An Interview with Alan Britt

Alan Britt’s “Ebb and Flow” is featured in our current issue (78). Alan Britt teaches creative writing, poetry, and composition at Towson University and is the author of Vermilion (The Bitter Oleander Press: 2006), Infinite Days (The Bitter Oleander Press: 2003), Amnesia Tango (Cedar Hill Publications: 1998), and Bodies of Lightning (Cypress Books: 1995). This interview was conducted by the minnesota review’s Meaghan Russell.

tmr: In the forward to your most recent collection, Alone with the Terrible Universe, you express a desire to “keep the garden [of poems] devoid of sentimentality, that sweetest of illusions, at all times.” Would you discuss why you wanted to avoid sentimentality in this collection? Our poetry workshop group recently read an article (http://aboutaword.org/2012/02/12/kevin-prufer-on-sentimentality-and-complexity-2/) in which Kevin Prufer defines sentimentality as “reducing an emotionally complex situation into an emotionally simple one.” What are your thoughts on sentimentality and emotion (as you define these) in poetry?

(Pruffer explains, “reacting to sentimental war propaganda, the Modernist poets abhorred sentimentality as a political position.  Sentimentality, they said, was dangerous because it lured us into stupid (often war-like, often fatal) emotional responses.  Sentimentality swayed the masses into violence.  Today, we have inherited their suspicion of sentimentality, but not their understanding of it.”)

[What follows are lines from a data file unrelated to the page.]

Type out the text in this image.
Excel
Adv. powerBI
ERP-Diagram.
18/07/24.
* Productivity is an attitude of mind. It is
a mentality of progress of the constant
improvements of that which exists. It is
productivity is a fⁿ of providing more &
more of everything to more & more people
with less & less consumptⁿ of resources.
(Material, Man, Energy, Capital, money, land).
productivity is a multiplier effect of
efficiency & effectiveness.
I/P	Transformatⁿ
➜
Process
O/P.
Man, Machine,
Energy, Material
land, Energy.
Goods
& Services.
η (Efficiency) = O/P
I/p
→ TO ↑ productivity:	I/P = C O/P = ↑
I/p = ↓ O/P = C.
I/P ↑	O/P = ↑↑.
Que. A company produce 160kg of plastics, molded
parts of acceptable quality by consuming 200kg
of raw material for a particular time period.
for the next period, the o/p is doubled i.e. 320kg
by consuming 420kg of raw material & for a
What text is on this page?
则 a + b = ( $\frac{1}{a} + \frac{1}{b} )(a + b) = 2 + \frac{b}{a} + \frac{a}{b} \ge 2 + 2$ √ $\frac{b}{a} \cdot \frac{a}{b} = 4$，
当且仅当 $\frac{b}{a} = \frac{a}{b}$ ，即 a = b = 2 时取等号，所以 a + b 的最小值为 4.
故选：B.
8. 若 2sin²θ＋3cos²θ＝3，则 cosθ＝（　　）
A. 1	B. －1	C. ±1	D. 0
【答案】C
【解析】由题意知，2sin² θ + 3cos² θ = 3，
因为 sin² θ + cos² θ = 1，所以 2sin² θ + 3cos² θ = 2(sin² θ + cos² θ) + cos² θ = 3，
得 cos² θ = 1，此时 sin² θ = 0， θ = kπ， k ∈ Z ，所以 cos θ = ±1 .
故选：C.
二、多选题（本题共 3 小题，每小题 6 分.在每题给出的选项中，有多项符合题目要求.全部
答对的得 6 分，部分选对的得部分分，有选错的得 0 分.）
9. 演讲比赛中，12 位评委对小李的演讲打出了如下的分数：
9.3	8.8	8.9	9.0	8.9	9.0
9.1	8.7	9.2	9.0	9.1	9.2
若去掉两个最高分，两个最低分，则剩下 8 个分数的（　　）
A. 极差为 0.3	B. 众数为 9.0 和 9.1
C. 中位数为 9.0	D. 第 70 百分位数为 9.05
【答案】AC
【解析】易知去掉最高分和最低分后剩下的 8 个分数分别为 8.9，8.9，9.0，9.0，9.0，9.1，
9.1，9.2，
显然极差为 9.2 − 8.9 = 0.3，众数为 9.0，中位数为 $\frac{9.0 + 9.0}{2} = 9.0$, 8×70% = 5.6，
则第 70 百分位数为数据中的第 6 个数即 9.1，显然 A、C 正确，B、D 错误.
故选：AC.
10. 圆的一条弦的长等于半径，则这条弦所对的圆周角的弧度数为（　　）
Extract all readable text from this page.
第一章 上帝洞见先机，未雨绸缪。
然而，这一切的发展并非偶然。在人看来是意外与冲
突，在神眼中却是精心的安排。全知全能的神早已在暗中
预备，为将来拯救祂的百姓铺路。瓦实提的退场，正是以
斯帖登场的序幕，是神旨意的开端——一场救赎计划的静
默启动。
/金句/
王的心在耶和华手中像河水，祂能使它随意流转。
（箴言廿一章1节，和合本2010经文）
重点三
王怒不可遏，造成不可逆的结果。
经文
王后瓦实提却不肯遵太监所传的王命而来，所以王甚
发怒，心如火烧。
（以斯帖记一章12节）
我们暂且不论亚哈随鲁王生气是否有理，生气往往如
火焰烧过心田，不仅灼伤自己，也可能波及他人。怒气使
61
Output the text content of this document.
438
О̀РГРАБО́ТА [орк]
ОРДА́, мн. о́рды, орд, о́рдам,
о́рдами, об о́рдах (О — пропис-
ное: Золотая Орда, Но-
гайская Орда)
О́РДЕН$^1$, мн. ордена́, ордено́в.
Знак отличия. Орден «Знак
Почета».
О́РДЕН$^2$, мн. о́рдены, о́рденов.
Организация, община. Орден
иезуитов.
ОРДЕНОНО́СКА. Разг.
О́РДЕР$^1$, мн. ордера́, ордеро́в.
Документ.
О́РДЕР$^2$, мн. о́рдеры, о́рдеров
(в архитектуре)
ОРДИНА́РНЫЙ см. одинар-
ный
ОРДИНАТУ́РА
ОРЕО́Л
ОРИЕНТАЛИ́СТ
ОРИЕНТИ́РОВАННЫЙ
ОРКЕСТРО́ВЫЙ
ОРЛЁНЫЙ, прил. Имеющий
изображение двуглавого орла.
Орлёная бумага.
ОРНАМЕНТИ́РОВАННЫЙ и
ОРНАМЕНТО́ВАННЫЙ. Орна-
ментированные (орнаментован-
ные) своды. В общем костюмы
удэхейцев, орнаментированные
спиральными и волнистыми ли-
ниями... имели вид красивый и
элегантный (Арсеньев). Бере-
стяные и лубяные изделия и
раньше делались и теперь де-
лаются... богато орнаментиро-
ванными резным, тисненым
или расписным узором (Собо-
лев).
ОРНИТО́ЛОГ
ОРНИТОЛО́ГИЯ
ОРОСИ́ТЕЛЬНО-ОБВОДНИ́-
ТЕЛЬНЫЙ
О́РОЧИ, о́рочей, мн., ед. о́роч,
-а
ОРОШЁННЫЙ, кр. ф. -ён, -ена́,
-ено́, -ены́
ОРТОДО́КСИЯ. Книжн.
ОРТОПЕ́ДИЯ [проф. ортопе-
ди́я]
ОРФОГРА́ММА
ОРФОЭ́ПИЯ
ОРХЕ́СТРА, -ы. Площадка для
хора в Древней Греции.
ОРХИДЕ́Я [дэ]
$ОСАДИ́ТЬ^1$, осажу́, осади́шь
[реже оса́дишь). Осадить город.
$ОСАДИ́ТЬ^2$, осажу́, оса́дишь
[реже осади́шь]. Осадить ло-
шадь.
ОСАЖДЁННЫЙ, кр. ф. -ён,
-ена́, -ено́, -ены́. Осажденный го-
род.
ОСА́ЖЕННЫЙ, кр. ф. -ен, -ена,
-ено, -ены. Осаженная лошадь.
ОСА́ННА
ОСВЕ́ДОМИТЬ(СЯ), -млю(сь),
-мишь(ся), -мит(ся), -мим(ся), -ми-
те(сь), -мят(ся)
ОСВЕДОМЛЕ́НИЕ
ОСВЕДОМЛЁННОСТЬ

AB: Kevin Prufer hits it square, reducing complexity to a lazy simplicity: sentimentality’s auto-affection for baseball players regardless of shenanigans off the field, plus the flag. Baseball players don’t always behave and neither does the flag, but we vote them both into halls of fame just the same. Sentimental emotion is tempting and sweet but tends to smear the lenses. Sentimental emotions are handed down, passed down generation to generation without question, borrowed, so to speak. And borrowed emotions are dangerous for poetry.

tmr: You have described yourself as an Immanentist. Would you briefly explain this view and how it influences your writing?

AB: (…a living linguistic reality…not something like a butterfly with a pin through its body…As one reads, the poem flutters. —Duane Locke)

That definition by Duane Locke has been a guiding principle for me.  Duane’s quote covers the linguistic side. The rest of Immanentism came from an intense interest in nature, often identifying oneself with a lusty pine cone or gold rings around a bumble bee, often linguistically fusing oneself with these terrestrial miracles.  Language creates experience: verbs like charged ions, adjectives with scales.  At times language can create a wholly unique intellectual and emotional sensation that doesn’t involve borrowed emotions. Easy to say, hard to do.  Frankly, I enjoy many types of poems. If the poem engages me, I’m happy.

tmr: Do you have any advice for beginning writers?

AB: That advice never changes: read, observe, write, read, observe and write some more.  Fall in love.

tmr:Where can we find more of your work?

AB: A recent book, Alone with the Terrible Universe, is available from http://www.bitteroleander.com/

tmr: Parting thoughts?

AB: Write your hearts out.  We’re all in this together.

Meaghan Russell was just startled by a boxelder that flipped from her poetry notebook, unfazed, and without comment. She wears boots.